John David Anglin
Mon, 22 Nov 1999 15:55:42 -0500 (EST)
> > Missed this point because of the strange nop. The current addib loop is 3
> > instructions.
> It is ?
> The way it looks to me is it is two instructions in the main loop.
My timing tests on a 735 indicate that the loop with two addib instructions
is only 25% faster than a loop with one addib and one nop. You are correct
that there are only two actual instructions in the loop. However, the timing
measurements indicate that the two addib loop stalls for one instruction
time. Thus, effectively there is an extra nop in your loop. As a result,
my comments re the BogoMIPS calculation below are correct for a 735 PA7100.

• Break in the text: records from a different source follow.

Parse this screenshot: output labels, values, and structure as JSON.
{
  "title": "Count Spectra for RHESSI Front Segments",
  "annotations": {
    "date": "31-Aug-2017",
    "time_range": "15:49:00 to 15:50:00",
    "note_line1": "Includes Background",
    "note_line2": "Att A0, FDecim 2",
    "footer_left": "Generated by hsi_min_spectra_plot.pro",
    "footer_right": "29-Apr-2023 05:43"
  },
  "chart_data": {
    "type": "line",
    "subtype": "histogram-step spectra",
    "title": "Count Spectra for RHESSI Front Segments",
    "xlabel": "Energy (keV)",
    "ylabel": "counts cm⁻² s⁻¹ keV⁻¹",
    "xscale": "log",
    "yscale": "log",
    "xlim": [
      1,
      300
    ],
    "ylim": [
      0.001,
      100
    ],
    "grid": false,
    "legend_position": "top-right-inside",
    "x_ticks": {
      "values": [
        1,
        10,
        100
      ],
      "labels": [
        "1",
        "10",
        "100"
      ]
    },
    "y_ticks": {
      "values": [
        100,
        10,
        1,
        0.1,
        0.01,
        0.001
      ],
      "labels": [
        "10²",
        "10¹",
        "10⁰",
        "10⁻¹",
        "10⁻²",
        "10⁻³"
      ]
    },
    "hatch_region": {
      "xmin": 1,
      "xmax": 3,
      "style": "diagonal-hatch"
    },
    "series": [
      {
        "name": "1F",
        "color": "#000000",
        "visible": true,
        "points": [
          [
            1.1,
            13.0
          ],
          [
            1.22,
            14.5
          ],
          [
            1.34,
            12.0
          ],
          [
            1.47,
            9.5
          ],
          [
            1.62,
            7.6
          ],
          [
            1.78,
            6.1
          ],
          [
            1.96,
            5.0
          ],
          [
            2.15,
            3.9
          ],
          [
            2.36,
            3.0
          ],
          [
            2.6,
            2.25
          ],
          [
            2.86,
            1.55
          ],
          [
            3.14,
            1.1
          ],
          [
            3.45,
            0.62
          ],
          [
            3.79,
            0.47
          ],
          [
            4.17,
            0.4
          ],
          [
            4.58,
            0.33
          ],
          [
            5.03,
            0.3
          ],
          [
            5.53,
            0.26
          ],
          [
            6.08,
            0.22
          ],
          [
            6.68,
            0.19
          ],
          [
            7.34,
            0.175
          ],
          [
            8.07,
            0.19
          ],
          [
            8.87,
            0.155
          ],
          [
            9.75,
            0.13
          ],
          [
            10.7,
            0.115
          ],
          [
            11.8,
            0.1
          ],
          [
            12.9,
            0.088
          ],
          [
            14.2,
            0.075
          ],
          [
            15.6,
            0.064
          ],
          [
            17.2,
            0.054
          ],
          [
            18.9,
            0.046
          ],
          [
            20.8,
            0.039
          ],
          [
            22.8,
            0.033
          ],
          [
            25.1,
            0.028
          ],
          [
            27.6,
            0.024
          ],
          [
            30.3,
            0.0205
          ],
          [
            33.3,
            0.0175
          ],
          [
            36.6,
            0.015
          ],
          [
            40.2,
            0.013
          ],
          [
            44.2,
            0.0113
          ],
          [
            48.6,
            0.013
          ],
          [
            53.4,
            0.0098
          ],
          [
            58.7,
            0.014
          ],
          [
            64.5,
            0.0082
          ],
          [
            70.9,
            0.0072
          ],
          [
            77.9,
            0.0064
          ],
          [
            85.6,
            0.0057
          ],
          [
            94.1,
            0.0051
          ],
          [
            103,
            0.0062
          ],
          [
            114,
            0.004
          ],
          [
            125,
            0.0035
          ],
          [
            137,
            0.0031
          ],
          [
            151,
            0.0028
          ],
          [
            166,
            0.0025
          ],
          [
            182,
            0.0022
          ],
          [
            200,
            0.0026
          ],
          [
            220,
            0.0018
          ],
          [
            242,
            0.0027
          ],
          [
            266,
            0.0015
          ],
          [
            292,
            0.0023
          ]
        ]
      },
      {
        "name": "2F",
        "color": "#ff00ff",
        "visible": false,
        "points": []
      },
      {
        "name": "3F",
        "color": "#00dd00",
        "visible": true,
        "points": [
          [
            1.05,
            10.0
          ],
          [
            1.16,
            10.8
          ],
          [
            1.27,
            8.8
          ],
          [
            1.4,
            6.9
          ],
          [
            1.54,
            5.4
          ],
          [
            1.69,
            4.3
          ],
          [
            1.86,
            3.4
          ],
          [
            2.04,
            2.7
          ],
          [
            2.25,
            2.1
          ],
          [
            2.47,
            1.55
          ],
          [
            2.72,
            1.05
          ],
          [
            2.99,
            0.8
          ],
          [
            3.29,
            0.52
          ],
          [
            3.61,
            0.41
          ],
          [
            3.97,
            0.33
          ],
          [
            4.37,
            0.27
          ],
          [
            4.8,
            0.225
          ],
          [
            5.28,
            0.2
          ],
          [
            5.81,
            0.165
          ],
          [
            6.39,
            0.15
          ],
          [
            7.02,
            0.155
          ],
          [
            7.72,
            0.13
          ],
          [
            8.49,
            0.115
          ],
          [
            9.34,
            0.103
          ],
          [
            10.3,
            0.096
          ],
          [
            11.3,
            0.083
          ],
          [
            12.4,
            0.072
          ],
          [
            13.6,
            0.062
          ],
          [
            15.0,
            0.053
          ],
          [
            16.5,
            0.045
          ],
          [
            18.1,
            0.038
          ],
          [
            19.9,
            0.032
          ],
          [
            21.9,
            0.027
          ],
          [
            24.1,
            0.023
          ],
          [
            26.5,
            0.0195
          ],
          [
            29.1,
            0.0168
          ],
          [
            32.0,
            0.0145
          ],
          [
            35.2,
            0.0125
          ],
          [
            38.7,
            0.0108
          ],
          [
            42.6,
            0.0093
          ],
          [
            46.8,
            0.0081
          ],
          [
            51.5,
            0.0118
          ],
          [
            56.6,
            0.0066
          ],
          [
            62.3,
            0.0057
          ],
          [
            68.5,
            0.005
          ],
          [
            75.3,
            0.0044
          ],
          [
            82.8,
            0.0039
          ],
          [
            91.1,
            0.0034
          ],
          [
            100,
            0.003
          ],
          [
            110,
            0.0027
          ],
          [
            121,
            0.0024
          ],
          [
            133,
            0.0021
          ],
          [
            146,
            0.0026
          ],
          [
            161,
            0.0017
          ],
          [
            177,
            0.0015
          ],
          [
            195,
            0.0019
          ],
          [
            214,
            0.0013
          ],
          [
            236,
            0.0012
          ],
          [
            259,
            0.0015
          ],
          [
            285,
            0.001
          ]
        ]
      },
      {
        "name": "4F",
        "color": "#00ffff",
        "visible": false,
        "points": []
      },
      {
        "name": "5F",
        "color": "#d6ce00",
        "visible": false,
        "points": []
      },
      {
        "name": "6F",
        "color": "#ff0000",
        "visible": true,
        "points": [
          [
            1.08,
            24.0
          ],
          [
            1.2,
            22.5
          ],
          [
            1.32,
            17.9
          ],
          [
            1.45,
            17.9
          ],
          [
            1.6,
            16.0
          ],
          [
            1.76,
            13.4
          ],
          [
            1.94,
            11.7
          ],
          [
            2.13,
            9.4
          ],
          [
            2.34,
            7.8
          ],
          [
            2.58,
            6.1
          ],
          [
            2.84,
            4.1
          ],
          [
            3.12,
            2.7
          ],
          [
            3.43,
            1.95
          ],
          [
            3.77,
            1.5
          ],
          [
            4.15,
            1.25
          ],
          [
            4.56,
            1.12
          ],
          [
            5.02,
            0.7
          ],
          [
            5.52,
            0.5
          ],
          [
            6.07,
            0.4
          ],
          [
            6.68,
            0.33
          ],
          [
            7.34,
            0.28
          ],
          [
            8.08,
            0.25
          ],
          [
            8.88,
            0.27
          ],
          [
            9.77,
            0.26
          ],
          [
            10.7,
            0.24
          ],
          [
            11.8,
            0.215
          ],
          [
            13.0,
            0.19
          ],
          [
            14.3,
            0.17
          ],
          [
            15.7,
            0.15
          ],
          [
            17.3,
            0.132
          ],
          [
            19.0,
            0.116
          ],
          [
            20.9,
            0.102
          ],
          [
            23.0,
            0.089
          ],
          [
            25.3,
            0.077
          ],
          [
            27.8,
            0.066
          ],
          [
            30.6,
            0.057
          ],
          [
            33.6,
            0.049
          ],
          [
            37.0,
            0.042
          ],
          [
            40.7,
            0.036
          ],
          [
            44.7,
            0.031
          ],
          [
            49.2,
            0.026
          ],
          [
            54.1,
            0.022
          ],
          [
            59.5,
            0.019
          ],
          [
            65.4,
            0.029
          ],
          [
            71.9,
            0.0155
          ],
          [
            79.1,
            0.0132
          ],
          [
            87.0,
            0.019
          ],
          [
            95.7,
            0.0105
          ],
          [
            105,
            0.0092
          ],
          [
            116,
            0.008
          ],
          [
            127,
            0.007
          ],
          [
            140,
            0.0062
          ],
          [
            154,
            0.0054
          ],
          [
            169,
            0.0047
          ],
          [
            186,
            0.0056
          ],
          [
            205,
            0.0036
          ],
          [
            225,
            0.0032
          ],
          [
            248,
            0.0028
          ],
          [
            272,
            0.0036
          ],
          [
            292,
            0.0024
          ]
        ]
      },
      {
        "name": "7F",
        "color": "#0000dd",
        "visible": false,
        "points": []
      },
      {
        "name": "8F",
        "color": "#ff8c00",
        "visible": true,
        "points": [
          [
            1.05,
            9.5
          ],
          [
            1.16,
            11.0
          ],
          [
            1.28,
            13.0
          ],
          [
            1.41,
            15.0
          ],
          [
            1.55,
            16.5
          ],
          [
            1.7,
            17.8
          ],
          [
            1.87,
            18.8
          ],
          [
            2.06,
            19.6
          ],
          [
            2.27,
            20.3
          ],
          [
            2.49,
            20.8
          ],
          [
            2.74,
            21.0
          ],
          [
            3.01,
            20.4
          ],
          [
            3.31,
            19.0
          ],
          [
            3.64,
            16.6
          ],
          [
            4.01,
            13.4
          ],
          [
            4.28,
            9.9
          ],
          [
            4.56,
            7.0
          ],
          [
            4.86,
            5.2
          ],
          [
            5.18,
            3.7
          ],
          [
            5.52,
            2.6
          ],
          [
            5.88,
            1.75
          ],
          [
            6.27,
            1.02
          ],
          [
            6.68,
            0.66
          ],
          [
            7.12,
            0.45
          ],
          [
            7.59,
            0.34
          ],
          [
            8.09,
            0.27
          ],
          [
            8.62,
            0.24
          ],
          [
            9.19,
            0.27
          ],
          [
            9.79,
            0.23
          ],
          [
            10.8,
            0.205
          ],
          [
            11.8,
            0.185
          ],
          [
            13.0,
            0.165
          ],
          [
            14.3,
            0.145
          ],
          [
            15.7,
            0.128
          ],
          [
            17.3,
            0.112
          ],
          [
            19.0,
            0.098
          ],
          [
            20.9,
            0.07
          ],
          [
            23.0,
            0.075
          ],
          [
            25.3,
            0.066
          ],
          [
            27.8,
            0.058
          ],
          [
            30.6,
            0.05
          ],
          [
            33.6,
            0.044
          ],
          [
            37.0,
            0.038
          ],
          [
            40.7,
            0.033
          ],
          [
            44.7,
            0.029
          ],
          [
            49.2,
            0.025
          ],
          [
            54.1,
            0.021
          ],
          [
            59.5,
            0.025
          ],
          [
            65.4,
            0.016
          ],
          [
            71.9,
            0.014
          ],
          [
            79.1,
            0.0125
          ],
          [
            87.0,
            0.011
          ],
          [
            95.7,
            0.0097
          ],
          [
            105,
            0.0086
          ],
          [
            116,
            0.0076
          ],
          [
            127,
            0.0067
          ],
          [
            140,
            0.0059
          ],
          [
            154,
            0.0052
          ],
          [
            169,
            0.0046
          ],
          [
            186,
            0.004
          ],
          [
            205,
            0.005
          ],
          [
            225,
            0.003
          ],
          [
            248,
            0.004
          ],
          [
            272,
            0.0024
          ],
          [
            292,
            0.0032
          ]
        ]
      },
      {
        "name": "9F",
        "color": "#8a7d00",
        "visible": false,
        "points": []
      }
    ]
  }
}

I think the stall is on the second addib when the forward branch is not taken.
> > Alignment to a multiple of 16 should be good enough to
> > ensure that the loop lies within a cache line.
> I agree. Still, I like the CR16 based loop so much better.
> > Also, re the BogoMIPS number, I think this should be (loops_per_sec*3)/2000000
> > (i.e., there is one addib and 0.5 nop instructions per loop when the
> > number of iterations is large.
> Again, I disagree. It is two addibs per loop.
> > The number that is currently printed is
> > loops_per_sec*2/1000000.
> We cannot go around and change it either. It is in architecture-independent
> code. (It's right, too. If you have "branch if > 0" and "subtract one"
> instructions, the number of MIPS is loops_per_sec*2 (2 instructions per
> iteration) / 1000000 (the M part).
J. David Anglin firstname.lastname@example.org
National Research Council of Canada (613) 990-0752 (FAX: 952-6605)